E la critica, se costruttiva, serve come il pane, per crescere, comprendere gli errori per non ricaderci nuovamente. Purtroppo questo è un trend che ha radici lontane e non si è finora riusciti a porre un freno. Il sottoscritto non ha alcun dubbio che domenica torneremo dei leoni, saremo in grado di offrire una prestazione super a livello tecnico e di dinamismo contro l'Inter, riuscendo, ce lo auguriamo, a portare a casa un risultato positivo. Chi scende in campo deve però imparare finalmente a non guardare il nome dell'avversario, a non cercare stimoli dal blasone, dalla forza, dalla classifica altrui. Recentemente non ci capita purtroppo spesso di giocarci l'Europa, praticamente da inizio stagione ci siamo stabilmente collocati al sesto posto e ora sarebbe un inaudito autolesionismo se non dessimo il massimo in ogni gara per centrare un obiettivo a parole non prefissato ad inizio stagione, altrimenti rischieremmo di vivacchiare al centro classifica, cullandoci per un decimo posto, o per una parte sinistra della classifica che esiste e non esiste.

Abbiamo le possibilità, le qualità, i mezzi per chiudere al meglio la stagione, l'aspetto fondamentale sarà ricordarselo sempre, ma con umiltà, predisposizione al sacrificio, rabbia agonistica e compattezza, altrimenti non andremo da nessuna parte, con o senza leggerezza mentale. Da mesi la guida tecnica ne è consapevole, sta provando a trasmettere il messaggio ai propri giocatori, finora  in trasferta con deludenti risultati. Una cosa è certa: prestazioni sconcertanti come quella offerta a Crotone non hanno nulla a che vedere con il nome Sampdoria, con la maglia indossata, con il rispetto che meritano i tifosi presenti anche in occasione di una lunghissima trasferta (ai quali magari andrebbe rimborsato il biglietto, sarebbe già un primo passo) e con l'impegno automaticamente connesso agli elevati stipendi percepiti.

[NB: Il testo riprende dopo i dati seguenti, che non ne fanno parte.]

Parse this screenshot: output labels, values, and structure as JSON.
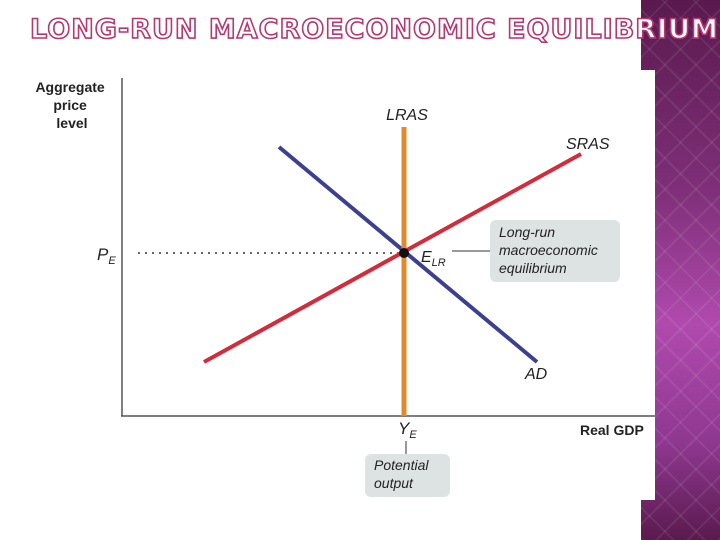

Con l'Inter indosseremo il consueto abito da battaglia, in perfetta linea allo straordinario cammino al Ferraris, perchè siamo forti e in casa ce lo ricordiamo nel modo giusto, confermandolo in ogni occasione. Poi ci sarà la trasferta contro un Chievo in palese difficoltà, letteralmente crollato negli ultimi mesi e finito in piena lotta salvezza dopo la sconfitta nel derby. Auguriamoci di non fare l'ennesima gita, stavolta nel weekend pasquale, perchè gli alti e bassi non porterebbero all'Europa, dove la Sampdoria e i propri tifosi meriterebbero invece di viaggiare. Le passeggiate lungo lo Stivale le lasciamo a qualcun altro, ben volentieri.